Мы прошли по коридору, в котором становилось все темнее, громче и сильнее чувствовался незаконный аромат по мере того как мы шли. Он оканчивался черным занавесом, я отдернул его в сторону и обнаружил еще несколько метров коридора, дверь и двух вежливых огромных мужчин в черных костюмах, стоящих перед ней.
Один из них поднял руку и сказал мне, "Мне жаль, сэр, но это частная…."
Томас шагнул ко мне и одарил его пристальным серым взглядом.
Он опустил руку, и когда снова заговорил, его голос звучал так сипло, словно, его рот внезапно пересох. "Прошу прощения, сэр. Я не понял что он с вами."
Томас не отрывал взгляд.
Громила повернулся, отпер замок своим ключом и открыл дверь. "Вам понадобится столик? Напитки?"
Немигающий пристальный взгляд Томаса наконец переместился от охранника, как будто его здесь и не было. Мой брат прошел мимо него, не сказав ни слова.
Вышибала одарил меня слабой улыбкой и произнес, "Прошу прощения за это, сэр. Наслаждайтесь вечером в Зеро, сэр."
"Спасибо," сказал я и последовал за братом на сцену, похожую на нечто среднее между Дионисианскими вакханалиями и фильмом Феллини "Fellini flick"
Белого света в Зеро не было. Большая часть освещения была представлена красным светом, акцентированная в некоторых местах бассейнами голубого света и множеством черных фонарей, разбросанных повсюду, выбрасывающих даже в самые глубокие тени тревожные разноцветные блики. Сигаретный дым словно завеса заволок большую комнату, искажая расстояние под черными огнями.
Мы вступили на своеобразный балкон, выходящий на танцпол уровнем ниже. Музыка стучала так громко, что я мог почувствовать ее своим желудком. Свет моргал и менялся в такт музыке. Танцпол был наполнен потными движущимися телами, одетых в широкий спектр одежды, от полного одеяния вплоть до капюшона с одной стороны до девушки, прикрытой лишь несколькими полосами изоленты с другой. Чуть ниже танцпола был бар со столиками разбросанными вокруг него под тридцатифутовым потолком. На высоте восьми футов над полом было подвешено несколько клеток, в каждой из которой танцевали парень или девушка в провокационной одежде.
Лестницы и подиумы вели к дюжине платформ, выступающих из стены, на которых могли размещаться постоянные клиенты и смотреть на сцену, пока им доставляли некоторые частные услуги. Большинство из них были оборудованы диванами и шезлонгами, а не столами и стульями. Были и более экзотичные предметы мебели: гигантский Х в форме креста святого Андрея, к которому за запястья и лодыжки был привязан лицом к кресту молодой человек с ниспадающими волосами вдоль голой спины. На другой платформе посреди развалившихся на диванах мужчинах и женщинах был установлен блестящий медный шест, и пара девушек танцевала вокруг него.

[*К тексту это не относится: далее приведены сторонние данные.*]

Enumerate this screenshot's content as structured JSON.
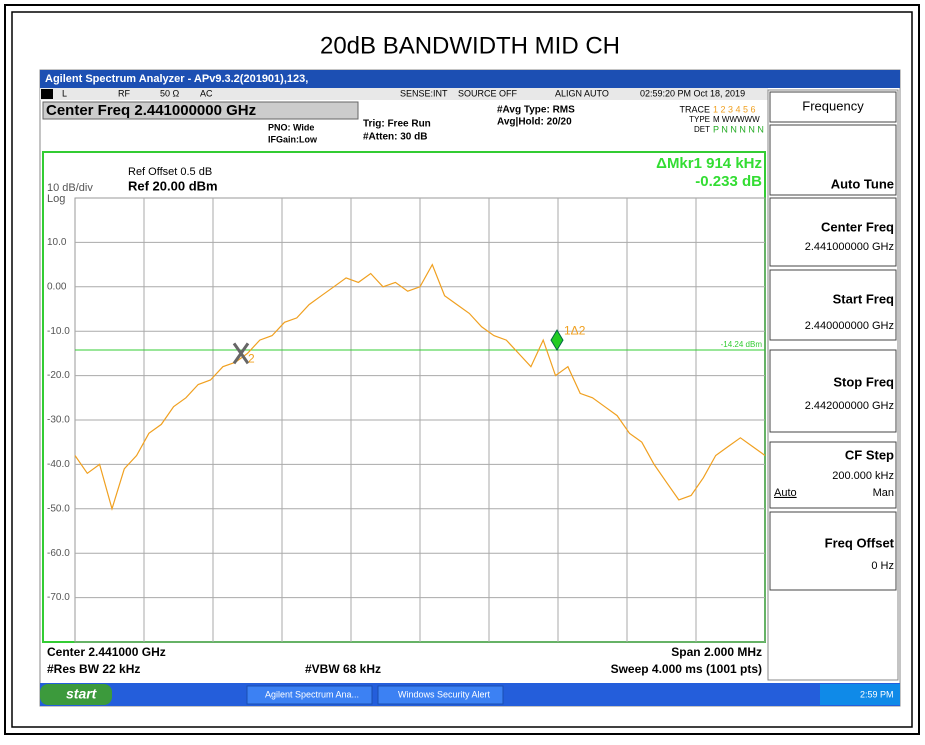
{
  "page_title": "20dB BANDWIDTH MID CH",
  "window": {
    "title": "Agilent Spectrum Analyzer - APv9.3.2(201901),123,",
    "status": {
      "mode": "L",
      "rf": "RF",
      "impedance": "50 Ω",
      "coupling": "AC",
      "sense": "SENSE:INT",
      "source": "SOURCE OFF",
      "align": "ALIGN AUTO",
      "datetime": "02:59:20 PM Oct 18, 2019"
    },
    "header": {
      "center_freq": "Center Freq 2.441000000 GHz",
      "pno": "PNO: Wide",
      "ifgain": "IFGain:Low",
      "trig": "Trig: Free Run",
      "atten": "#Atten: 30 dB",
      "avg_type": "#Avg Type: RMS",
      "avg_hold": "Avg|Hold: 20/20",
      "trace_label": "TRACE",
      "trace_nums": "1 2 3 4 5 6",
      "type_label": "TYPE",
      "type_vals": "M WWWWW",
      "det_label": "DET",
      "det_vals": "P N N N N N"
    },
    "plot_header": {
      "ref_offset": "Ref Offset 0.5 dB",
      "ref_level": "Ref 20.00 dBm",
      "scale": "10 dB/div",
      "scale_type": "Log",
      "marker_readout_1": "ΔMkr1 914 kHz",
      "marker_readout_2": "-0.233 dB"
    },
    "chart": {
      "type": "line",
      "ylim": [
        -80,
        20
      ],
      "yticks": [
        {
          "value": 10,
          "label": "10.0"
        },
        {
          "value": 0,
          "label": "0.00"
        },
        {
          "value": -10,
          "label": "-10.0"
        },
        {
          "value": -20,
          "label": "-20.0"
        },
        {
          "value": -30,
          "label": "-30.0"
        },
        {
          "value": -40,
          "label": "-40.0"
        },
        {
          "value": -50,
          "label": "-50.0"
        },
        {
          "value": -60,
          "label": "-60.0"
        },
        {
          "value": -70,
          "label": "-70.0"
        }
      ],
      "color": "#f0a020",
      "values": [
        -38,
        -42,
        -40,
        -50,
        -41,
        -38,
        -33,
        -31,
        -27,
        -25,
        -22,
        -21,
        -18,
        -17,
        -15,
        -12,
        -11,
        -8,
        -7,
        -4,
        -2,
        0,
        2,
        1,
        3,
        0,
        1,
        -1,
        0,
        5,
        -2,
        -4,
        -6,
        -9,
        -11,
        -12,
        -15,
        -18,
        -12,
        -20,
        -18,
        -24,
        -25,
        -27,
        -29,
        -33,
        -35,
        -40,
        -44,
        -48,
        -47,
        -43,
        -38,
        -36,
        -34,
        -36,
        -38
      ],
      "display_line": -14.24,
      "display_line_label": "-14.24 dBm",
      "markers": [
        {
          "label": "1Δ2",
          "value": -12
        },
        {
          "label": "2",
          "value": -15
        }
      ]
    },
    "footer": {
      "center": "Center 2.441000 GHz",
      "span": "Span 2.000 MHz",
      "rbw": "#Res BW 22 kHz",
      "vbw": "#VBW 68 kHz",
      "sweep": "Sweep  4.000 ms (1001 pts)"
    },
    "softkeys": {
      "menu": "Frequency",
      "auto_tune": "Auto Tune",
      "center_label": "Center Freq",
      "center_value": "2.441000000 GHz",
      "start_label": "Start Freq",
      "start_value": "2.440000000 GHz",
      "stop_label": "Stop Freq",
      "stop_value": "2.442000000 GHz",
      "cf_label": "CF Step",
      "cf_value": "200.000 kHz",
      "cf_auto": "Auto",
      "cf_man": "Man",
      "offset_label": "Freq Offset",
      "offset_value": "0 Hz"
    },
    "taskbar": {
      "start": "start",
      "task1": "Agilent Spectrum Ana...",
      "task2": "Windows Security Alert",
      "clock": "2:59 PM"
    }
  }
}
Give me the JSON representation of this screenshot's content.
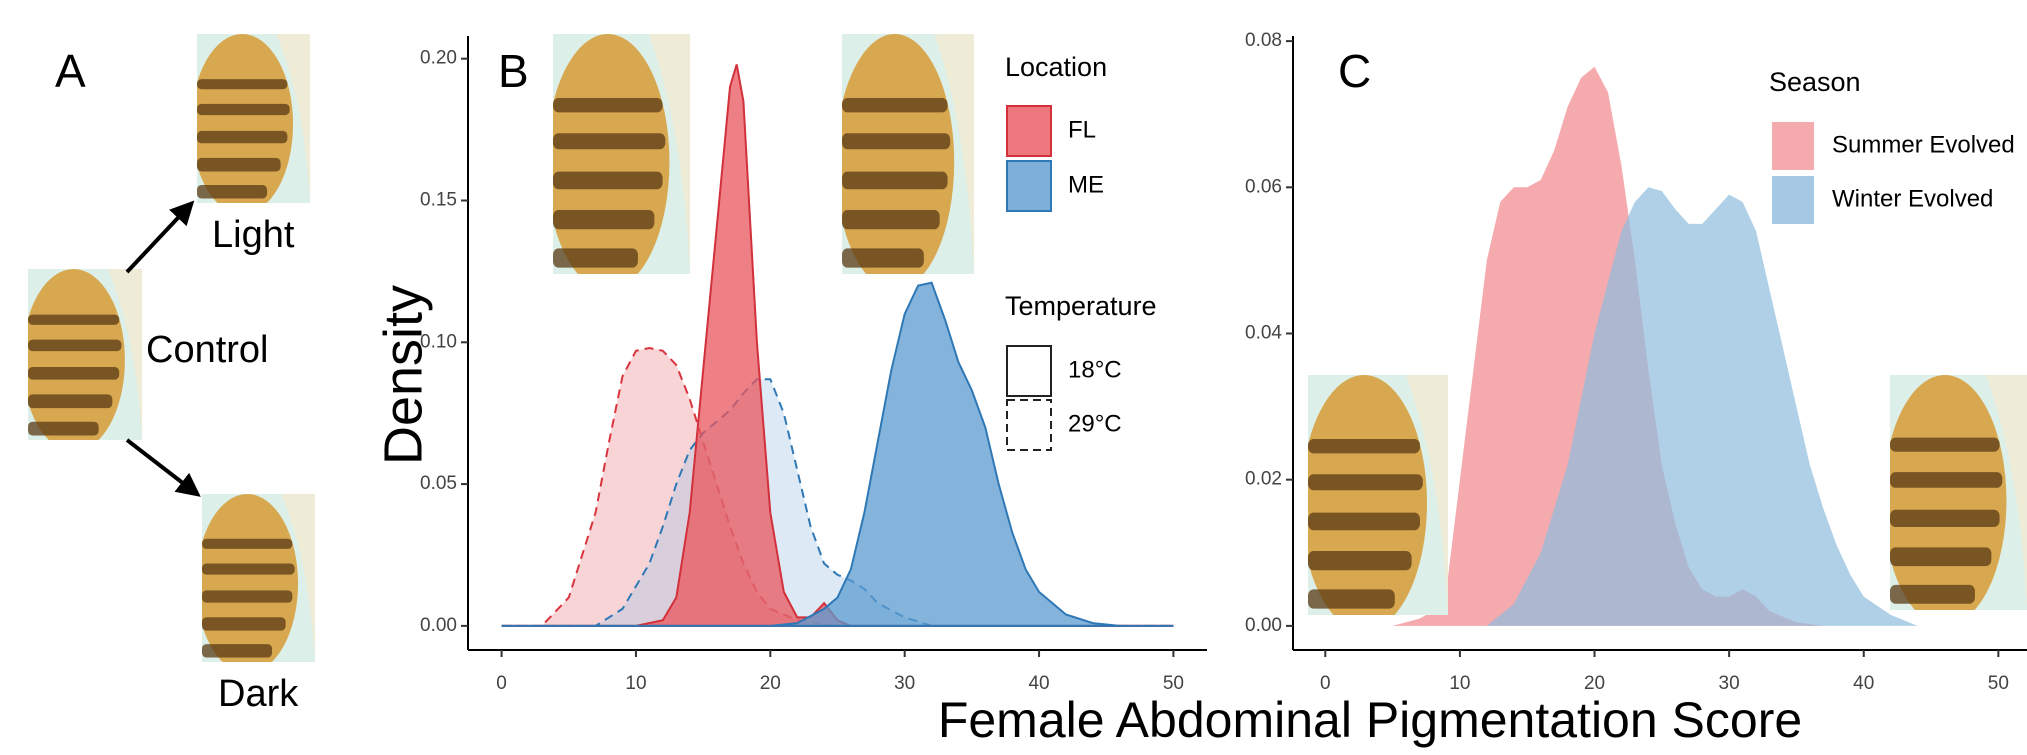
{
  "panel_a": {
    "label": "A",
    "top": "Light",
    "middle": "Control",
    "bottom": "Dark"
  },
  "shared_xlabel": "Female Abdominal Pigmentation Score",
  "chart_data": [
    {
      "type": "density",
      "panel_label": "B",
      "ylabel": "Density",
      "xlim": [
        -2.5,
        52.5
      ],
      "xticks": [
        0,
        10,
        20,
        30,
        40,
        50
      ],
      "ylim": [
        -0.0085,
        0.208
      ],
      "yticks": [
        {
          "value": 0,
          "label": "0.00"
        },
        0.05,
        {
          "value": 0.1,
          "label": "0.10"
        },
        0.15,
        {
          "value": 0.2,
          "label": "0.20"
        }
      ],
      "series": [
        {
          "color": "#f0a0a4",
          "stroke": "#d9343d",
          "dash": "dashed",
          "fill_opacity": 0.45,
          "x": [
            0,
            3,
            5,
            7,
            8,
            9,
            10,
            11,
            12,
            13,
            14,
            15,
            16,
            17,
            18,
            19,
            20,
            22,
            25,
            50
          ],
          "values": [
            0,
            0,
            0.01,
            0.04,
            0.065,
            0.088,
            0.097,
            0.098,
            0.097,
            0.092,
            0.08,
            0.065,
            0.05,
            0.035,
            0.022,
            0.012,
            0.006,
            0.002,
            0,
            0
          ]
        },
        {
          "color": "#a9c9e6",
          "stroke": "#2f78b6",
          "dash": "dashed",
          "fill_opacity": 0.4,
          "x": [
            0,
            7,
            9,
            11,
            12,
            13,
            14,
            15,
            16,
            17,
            18,
            19,
            20,
            21,
            22,
            23,
            24,
            25,
            26,
            27,
            28,
            30,
            32,
            50
          ],
          "values": [
            0,
            0,
            0.006,
            0.022,
            0.035,
            0.05,
            0.062,
            0.068,
            0.072,
            0.076,
            0.082,
            0.087,
            0.087,
            0.075,
            0.055,
            0.035,
            0.022,
            0.018,
            0.016,
            0.013,
            0.008,
            0.003,
            0,
            0
          ]
        },
        {
          "color": "#e8555c",
          "stroke": "#d2303a",
          "dash": "solid",
          "fill_opacity": 0.75,
          "x": [
            0,
            10,
            12,
            13,
            14,
            15,
            16,
            17,
            17.5,
            18,
            19,
            20,
            21,
            22,
            23,
            24,
            25,
            26,
            50
          ],
          "values": [
            0,
            0,
            0.002,
            0.01,
            0.04,
            0.09,
            0.14,
            0.19,
            0.198,
            0.185,
            0.1,
            0.04,
            0.012,
            0.003,
            0.003,
            0.008,
            0.002,
            0,
            0
          ]
        },
        {
          "color": "#5b9bd0",
          "stroke": "#2f78b6",
          "dash": "solid",
          "fill_opacity": 0.75,
          "x": [
            0,
            20,
            22,
            24,
            25,
            26,
            27,
            28,
            29,
            30,
            31,
            32,
            33,
            34,
            35,
            36,
            37,
            38,
            39,
            40,
            42,
            44,
            46,
            50
          ],
          "values": [
            0,
            0,
            0.001,
            0.006,
            0.01,
            0.02,
            0.04,
            0.065,
            0.09,
            0.11,
            0.12,
            0.121,
            0.108,
            0.093,
            0.083,
            0.07,
            0.05,
            0.033,
            0.02,
            0.012,
            0.004,
            0.001,
            0,
            0
          ]
        }
      ],
      "legends": [
        {
          "title": "Location",
          "entries": [
            {
              "label": "FL",
              "color": "#e8555c",
              "stroke": "#d2303a"
            },
            {
              "label": "ME",
              "color": "#5b9bd0",
              "stroke": "#2f78b6"
            }
          ]
        },
        {
          "title": "Temperature",
          "entries": [
            {
              "label": "18°C",
              "dash": "solid"
            },
            {
              "label": "29°C",
              "dash": "dashed"
            }
          ]
        }
      ]
    },
    {
      "type": "density",
      "panel_label": "C",
      "xlim": [
        -2.4,
        52.5
      ],
      "xticks": [
        0,
        10,
        20,
        30,
        40,
        50
      ],
      "ylim": [
        -0.0033,
        0.0807
      ],
      "yticks": [
        {
          "value": 0,
          "label": "0.00"
        },
        0.02,
        0.04,
        0.06,
        0.08
      ],
      "series": [
        {
          "color": "#f2959a",
          "fill_opacity": 0.8,
          "x": [
            5,
            7,
            8,
            9,
            10,
            11,
            12,
            13,
            14,
            15,
            16,
            17,
            18,
            19,
            20,
            21,
            22,
            23,
            24,
            25,
            26,
            27,
            28,
            29,
            30,
            31,
            32,
            33,
            35,
            37
          ],
          "values": [
            0,
            0.001,
            0.002,
            0.005,
            0.02,
            0.035,
            0.05,
            0.058,
            0.06,
            0.06,
            0.061,
            0.065,
            0.071,
            0.075,
            0.0765,
            0.073,
            0.063,
            0.05,
            0.035,
            0.022,
            0.014,
            0.008,
            0.005,
            0.004,
            0.004,
            0.005,
            0.004,
            0.002,
            0.0005,
            0
          ]
        },
        {
          "color": "#8fbcde",
          "fill_opacity": 0.7,
          "x": [
            12,
            14,
            16,
            18,
            20,
            22,
            23,
            24,
            25,
            26,
            27,
            28,
            29,
            30,
            31,
            32,
            33,
            34,
            35,
            36,
            37,
            38,
            39,
            40,
            42,
            44
          ],
          "values": [
            0,
            0.003,
            0.01,
            0.022,
            0.04,
            0.054,
            0.058,
            0.06,
            0.0595,
            0.057,
            0.055,
            0.055,
            0.057,
            0.059,
            0.058,
            0.054,
            0.046,
            0.038,
            0.03,
            0.022,
            0.016,
            0.011,
            0.007,
            0.004,
            0.0015,
            0
          ]
        }
      ],
      "legends": [
        {
          "title": "Season",
          "entries": [
            {
              "label": "Summer Evolved",
              "color": "#f2959a"
            },
            {
              "label": "Winter Evolved",
              "color": "#8fbcde"
            }
          ]
        }
      ]
    }
  ]
}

Куда бы я ни посмотрел люди занимались такими вещами, за которые бы в любом другом месте их арестовали. Пары, тройки, четверки и целые группы людей занимались сексом на приватных платформах. Оттуда где я стоял, я видел два столика с дорожками белого порошка, ожидающих своей очереди. На стене возле каждой урны был контейнер для шприцов, отмеченный символом биозащиты. Некоторых людей били плетками и наездническими кнутами. Некоторые были связаны искусно сплетенной веревкой, а также более прозаичными наручниками. Повсюду мелькали пирсинги и татуировки. Вопли и крики иногда прорывались сквозь музыку, муки, экстаз, радость, гнев или все вместе, неотличимое одно от другого.
Свет постоянно менялся, мигал и искрился и каждый бит музыки порождал дюжину новую леденящую волну развратной энергии.
Музыка, свет, пот, дым, выпивка, наркотики — все это смешалось во влажную, отчаянную миазму, полную потребности, которую невозможно было удовлетворить.
Вот почему это место называется Зеро, понял я. Ноль пределов. Ноль запретов. Никакого сдерживания. Это было место совершенной, сосредоточенной энергии, терпимости, и это было интригующе и отвратительно, противно и интуитивно жаждуемо.
Ноль удовлетворения.
По телу пробежала дрожь. Это был мир, созданный Белой Коллегией. Это то что бы они делали, представься им шанс. Планета Зеро.
Я глянул в сторону Томаса, и увидел, как он окидывает взглядом клуб. Цвет его глаз изменился от обычно серого до бледного, ярчайшего серебряного, словно превратившись в пятна металлического цвета. Его взгляд был прикован к паре девушек, проходящих мимо нас, одетых в черное нижнее белье под длинными кожаными плащами, и держащихся за руки с переплетенными пальцами. Обе женщины обратили их взор на него, как если бы он назвал их имена, и смотрели на него с секунду, замедлив шаг.